The actual claim made on the guide reads like
另一方面,如果仅使用单个初始分配
int *my_int_ptr = 2;
,则程序将尝试用值2填充my_int_ptr
指向的内存位置的内容. >充满垃圾,它可以是任何地址. [...]
On the other hand, if you use just the single initial assignment,
int *my_int_ptr = 2;
, the program will try to fill the contents of the memory location pointed to bymy_int_ptr
with the value 2. Sincemy_int_ptr
is filled with garbage, it can be any address. [...]
好吧,他们 是错误的,你是对的.
Well, they are wrong, you are right.
对于该语句,(暂时忽略指向整数转换的指针是实现定义的行为的事实)
For the statement, (ignoring, for now, the fact that pointer to integer conversion is an implementation-defined behaviour)
int * my_int_ptr = 2;
my_int_ptr
是一个变量(类型为int
的指针),它具有其自己的地址(类型:指向整数的指针的地址),您要将2
的值存储到中, 地址.
my_int_ptr
is a variable (of type pointer to int
), it has an address of its own (type: address of pointer to integer), you are storing a value of 2
into that address.
现在,my_int_ptr
是指针类型,可以说,它指向在由指向所指向的存储位置处的"type"的值在my_int_ptr
中.因此,您实际上是在给指针变量 of 赋值,而不是分配指针所指向的内存位置的值.
Now, my_int_ptr
, being a pointer type, we can say, it points to the value of "type" at the memory location pointed by the value held in my_int_ptr
. So, you are essentially assigning the value of the pointer variable, not the value of the memory location pointed to by the pointer.
所以,要得出结论
char *x=NULL;
将指针变量x
初始化为NULL
,而不是指针所指向的内存地址的值.
initializes the pointer variable x
to NULL
, not the value at the memory address pointed to by the pointer.
这与相同
char *x;
x = NULL;
扩展:
现在,严格遵循这样的声明
Expansion:
Now, being strictly conforming, a statement like
int * my_int_ptr = 2;
是非法的,因为它涉及约束违反.要清楚,
is illegal, as it involves constraint violation. To be clear,
-
my_int_ptr
是指针变量,键入int *
根据定义, - 一个整数常量
2
具有类型int
.
my_int_ptr
is a pointer variable, typeint *
- an integer constant,
2
has typeint
, by definition.
并且它们不是兼容"类型,因此此初始化无效,因为它违反了伦丁的答案.
and they are not "compatible" types, so this initialization is invalid because it's violating the rules of simple assignment, mentioned in chapter §6.5.16.1/P1, described in Lundin's answer.

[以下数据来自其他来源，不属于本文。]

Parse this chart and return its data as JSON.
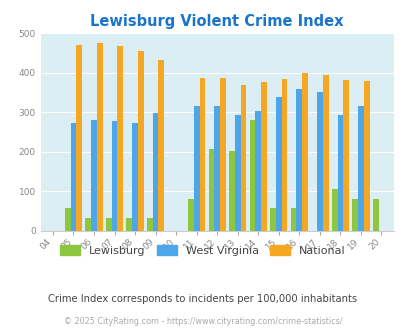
{
  "title": "Lewisburg Violent Crime Index",
  "subtitle": "Crime Index corresponds to incidents per 100,000 inhabitants",
  "copyright": "© 2025 CityRating.com - https://www.cityrating.com/crime-statistics/",
  "years": [
    "04",
    "05",
    "06",
    "07",
    "08",
    "09",
    "10",
    "11",
    "12",
    "13",
    "14",
    "15",
    "16",
    "17",
    "18",
    "19",
    "20"
  ],
  "lewisburg": [
    0,
    58,
    33,
    33,
    33,
    33,
    0,
    80,
    207,
    203,
    280,
    57,
    57,
    0,
    105,
    80,
    80
  ],
  "west_virginia": [
    0,
    272,
    280,
    277,
    273,
    298,
    0,
    315,
    315,
    292,
    304,
    338,
    358,
    351,
    292,
    315,
    0
  ],
  "national": [
    0,
    469,
    474,
    467,
    455,
    432,
    0,
    387,
    387,
    368,
    376,
    383,
    398,
    394,
    381,
    380,
    0
  ],
  "lewisburg_color": "#8dc63f",
  "west_virginia_color": "#4da6e8",
  "national_color": "#f5a623",
  "plot_bg_color": "#daeef3",
  "fig_bg_color": "#ffffff",
  "title_color": "#1874cd",
  "subtitle_color": "#444444",
  "copyright_color": "#aaaaaa",
  "ylim": [
    0,
    500
  ],
  "yticks": [
    0,
    100,
    200,
    300,
    400,
    500
  ],
  "bar_width": 0.28,
  "legend_labels": [
    "Lewisburg",
    "West Virginia",
    "National"
  ]
}
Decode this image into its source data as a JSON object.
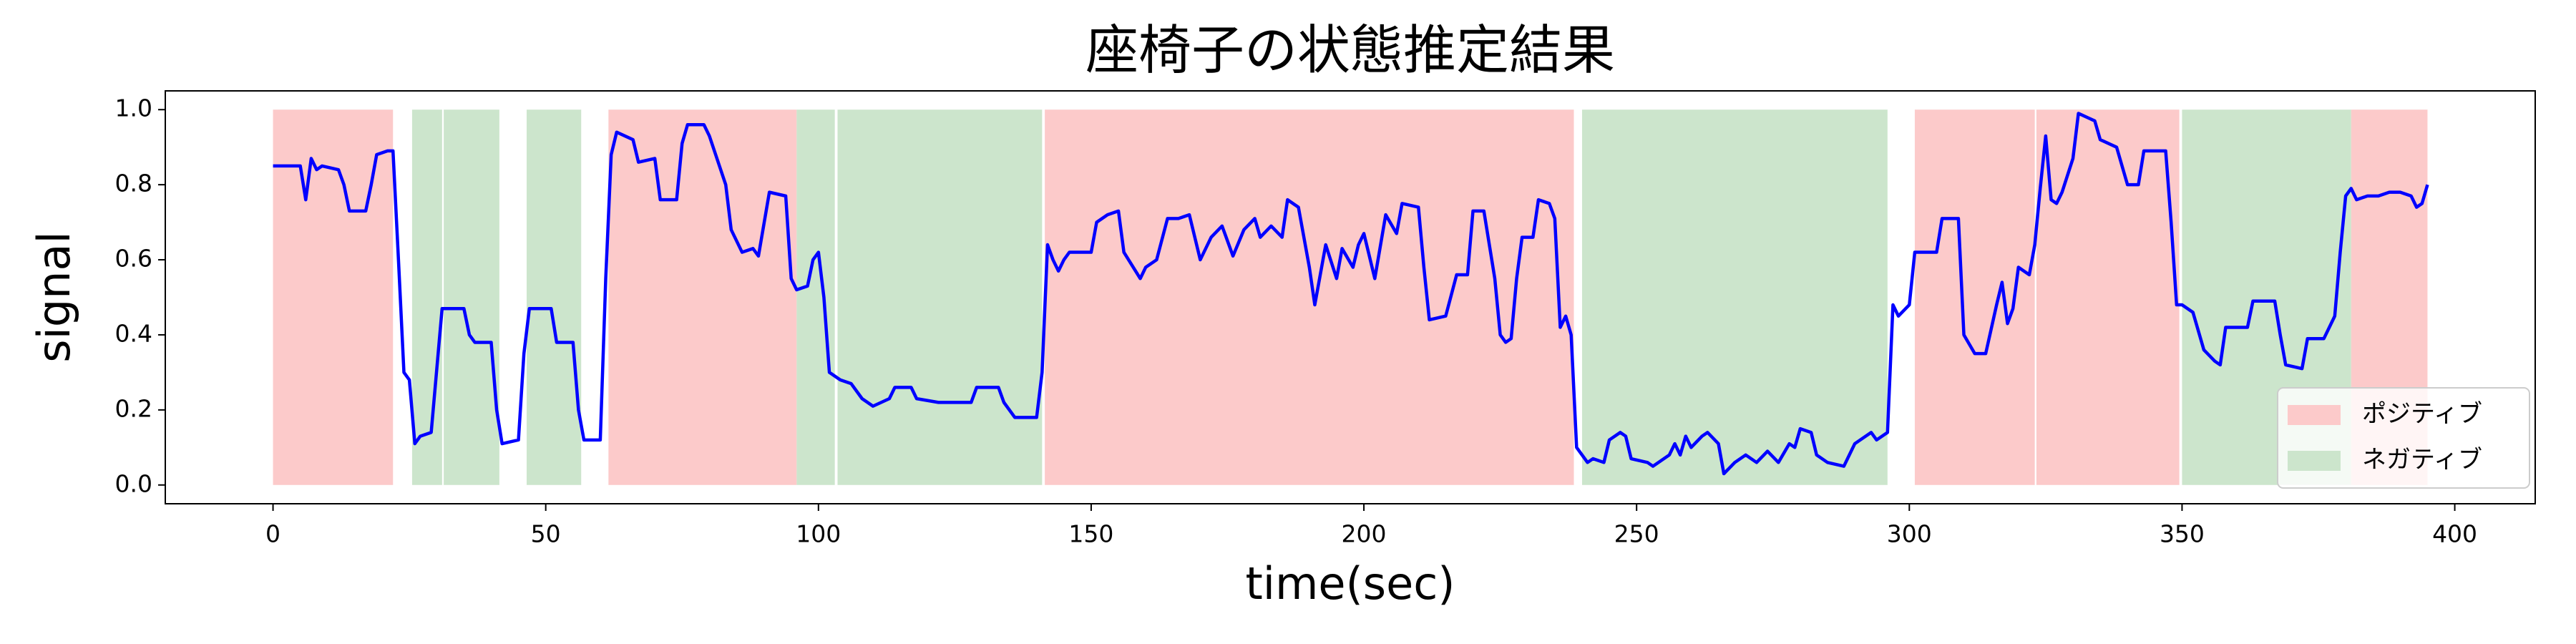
{
  "chart_data": {
    "type": "line",
    "title": "座椅子の状態推定結果",
    "x_label": "time(sec)",
    "y_label": "signal",
    "x": [
      0,
      5,
      6,
      7,
      8,
      9,
      12,
      13,
      14,
      17,
      18,
      19,
      21,
      22,
      23,
      24,
      25,
      26,
      27,
      29,
      31,
      35,
      36,
      37,
      40,
      41,
      42,
      45,
      46,
      47,
      51,
      52,
      55,
      56,
      57,
      60,
      61,
      62,
      63,
      66,
      67,
      70,
      71,
      74,
      75,
      76,
      79,
      80,
      83,
      84,
      86,
      88,
      89,
      91,
      94,
      95,
      96,
      98,
      99,
      100,
      101,
      102,
      104,
      106,
      108,
      110,
      113,
      114,
      117,
      118,
      122,
      128,
      129,
      133,
      134,
      136,
      140,
      141,
      142,
      143,
      144,
      145,
      146,
      150,
      151,
      153,
      155,
      156,
      159,
      160,
      162,
      164,
      166,
      168,
      170,
      172,
      174,
      176,
      178,
      180,
      181,
      183,
      185,
      186,
      188,
      190,
      191,
      193,
      195,
      196,
      198,
      199,
      200,
      202,
      204,
      206,
      207,
      210,
      211,
      212,
      215,
      217,
      219,
      220,
      222,
      224,
      225,
      226,
      227,
      228,
      229,
      231,
      232,
      234,
      235,
      236,
      237,
      238,
      239,
      240,
      241,
      242,
      244,
      245,
      247,
      248,
      249,
      252,
      253,
      256,
      257,
      258,
      259,
      260,
      262,
      263,
      265,
      266,
      268,
      270,
      272,
      274,
      276,
      278,
      279,
      280,
      282,
      283,
      285,
      288,
      290,
      291,
      293,
      294,
      296,
      297,
      298,
      300,
      301,
      305,
      306,
      309,
      310,
      312,
      314,
      316,
      317,
      318,
      319,
      320,
      322,
      323,
      324,
      325,
      326,
      327,
      328,
      330,
      331,
      334,
      335,
      338,
      340,
      342,
      343,
      347,
      348,
      349,
      350,
      352,
      354,
      356,
      357,
      358,
      362,
      363,
      367,
      368,
      369,
      372,
      373,
      376,
      378,
      379,
      380,
      381,
      382,
      384,
      386,
      388,
      390,
      392,
      393,
      394,
      395
    ],
    "values": [
      0.85,
      0.85,
      0.76,
      0.87,
      0.84,
      0.85,
      0.84,
      0.8,
      0.73,
      0.73,
      0.8,
      0.88,
      0.89,
      0.89,
      0.6,
      0.3,
      0.28,
      0.11,
      0.13,
      0.14,
      0.47,
      0.47,
      0.4,
      0.38,
      0.38,
      0.2,
      0.11,
      0.12,
      0.35,
      0.47,
      0.47,
      0.38,
      0.38,
      0.2,
      0.12,
      0.12,
      0.55,
      0.88,
      0.94,
      0.92,
      0.86,
      0.87,
      0.76,
      0.76,
      0.91,
      0.96,
      0.96,
      0.93,
      0.8,
      0.68,
      0.62,
      0.63,
      0.61,
      0.78,
      0.77,
      0.55,
      0.52,
      0.53,
      0.6,
      0.62,
      0.5,
      0.3,
      0.28,
      0.27,
      0.23,
      0.21,
      0.23,
      0.26,
      0.26,
      0.23,
      0.22,
      0.22,
      0.26,
      0.26,
      0.22,
      0.18,
      0.18,
      0.3,
      0.64,
      0.6,
      0.57,
      0.6,
      0.62,
      0.62,
      0.7,
      0.72,
      0.73,
      0.62,
      0.55,
      0.58,
      0.6,
      0.71,
      0.71,
      0.72,
      0.6,
      0.66,
      0.69,
      0.61,
      0.68,
      0.71,
      0.66,
      0.69,
      0.66,
      0.76,
      0.74,
      0.58,
      0.48,
      0.64,
      0.55,
      0.63,
      0.58,
      0.64,
      0.67,
      0.55,
      0.72,
      0.67,
      0.75,
      0.74,
      0.58,
      0.44,
      0.45,
      0.56,
      0.56,
      0.73,
      0.73,
      0.55,
      0.4,
      0.38,
      0.39,
      0.55,
      0.66,
      0.66,
      0.76,
      0.75,
      0.71,
      0.42,
      0.45,
      0.4,
      0.1,
      0.08,
      0.06,
      0.07,
      0.06,
      0.12,
      0.14,
      0.13,
      0.07,
      0.06,
      0.05,
      0.08,
      0.11,
      0.08,
      0.13,
      0.1,
      0.13,
      0.14,
      0.11,
      0.03,
      0.06,
      0.08,
      0.06,
      0.09,
      0.06,
      0.11,
      0.1,
      0.15,
      0.14,
      0.08,
      0.06,
      0.05,
      0.11,
      0.12,
      0.14,
      0.12,
      0.14,
      0.48,
      0.45,
      0.48,
      0.62,
      0.62,
      0.71,
      0.71,
      0.4,
      0.35,
      0.35,
      0.48,
      0.54,
      0.43,
      0.47,
      0.58,
      0.56,
      0.64,
      0.79,
      0.93,
      0.76,
      0.75,
      0.78,
      0.87,
      0.99,
      0.97,
      0.92,
      0.9,
      0.8,
      0.8,
      0.89,
      0.89,
      0.7,
      0.48,
      0.48,
      0.46,
      0.36,
      0.33,
      0.32,
      0.42,
      0.42,
      0.49,
      0.49,
      0.4,
      0.32,
      0.31,
      0.39,
      0.39,
      0.45,
      0.62,
      0.77,
      0.79,
      0.76,
      0.77,
      0.77,
      0.78,
      0.78,
      0.77,
      0.74,
      0.75,
      0.8
    ],
    "color": "#0000ff",
    "regions": [
      {
        "name": "ポジティブ",
        "color": "#fccaca",
        "y_range": [
          0,
          1
        ],
        "spans": [
          [
            0,
            22
          ],
          [
            61.5,
            96
          ],
          [
            141.5,
            238.5
          ],
          [
            301,
            323
          ],
          [
            323.3,
            349.5
          ],
          [
            381,
            395
          ]
        ]
      },
      {
        "name": "ネガティブ",
        "color": "#cce5cc",
        "y_range": [
          0,
          1
        ],
        "spans": [
          [
            25.5,
            31
          ],
          [
            31.3,
            41.5
          ],
          [
            46.5,
            56.5
          ],
          [
            96,
            103
          ],
          [
            103.5,
            141
          ],
          [
            240,
            296
          ],
          [
            350,
            381
          ]
        ]
      }
    ],
    "xlim": [
      -19.75,
      414.75
    ],
    "ylim": [
      -0.05,
      1.05
    ],
    "xticks": [
      0,
      50,
      100,
      150,
      200,
      250,
      300,
      350,
      400
    ],
    "yticks": [
      {
        "value": 0,
        "label": "0.0"
      },
      {
        "value": 0.2,
        "label": "0.2"
      },
      {
        "value": 0.4,
        "label": "0.4"
      },
      {
        "value": 0.6,
        "label": "0.6"
      },
      {
        "value": 0.8,
        "label": "0.8"
      },
      {
        "value": 1,
        "label": "1.0"
      }
    ],
    "grid": false,
    "legend": "lower right"
  }
}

如果有人对初始化与简单分配约束的联系方式感兴趣,请引用C11
,第§6.7.9章,P11
In case anyone's interested how initialization is linked to simple assignment constraints, quoting C11
, chapter §6.7.9, P11
标量的初始值设定项应为单个表达式,可以选择用大括号括起来.这 对象的初始值是表达式的初始值(转换后); 相同类型 适用于简单分配的约束和转换,采用标量的类型 为其声明类型的非限定版本.

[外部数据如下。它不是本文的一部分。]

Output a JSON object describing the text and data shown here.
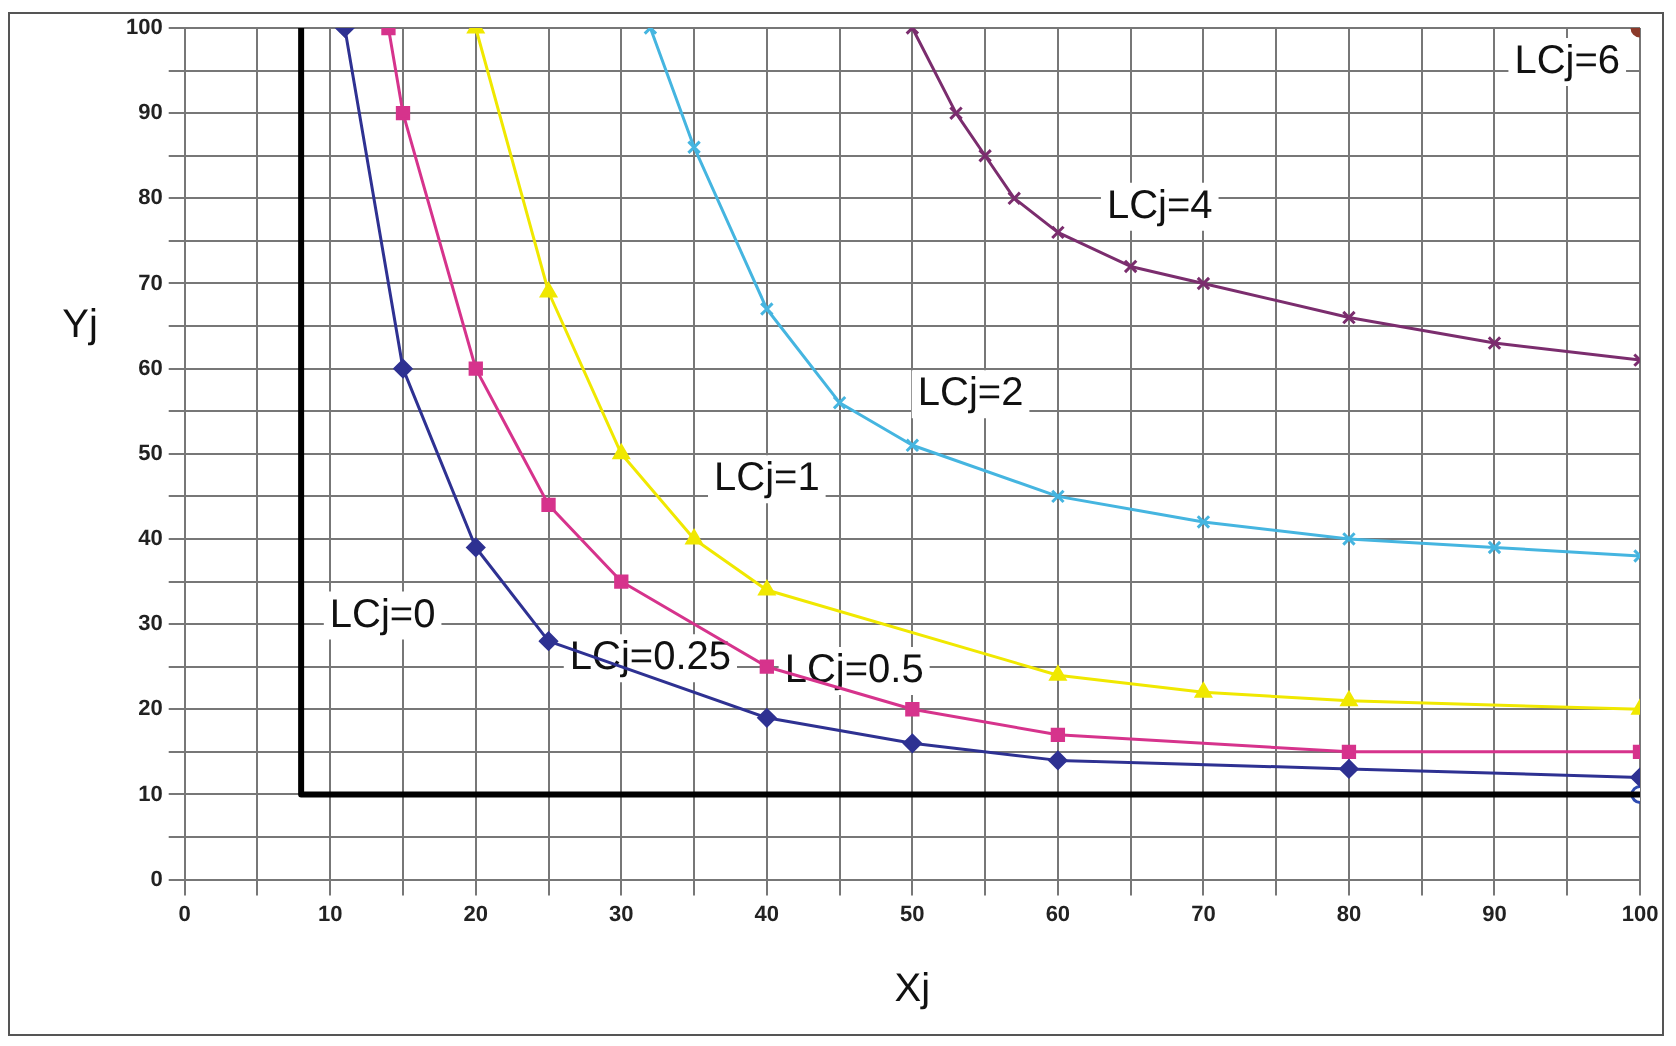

The initializer for a scalar shall be a single expression, optionally enclosed in braces. The initial value of the object is that of the expression (after conversion); the same type constraints and conversions as for simple assignment apply, taking the type of the scalar to be the unqualified version of its declared type.
这篇关于是否可以将C指针初始化为NULL?的文章就介绍到这了,希望我们推荐的答案对大家有所帮助,也希望大家多多支持IT屋!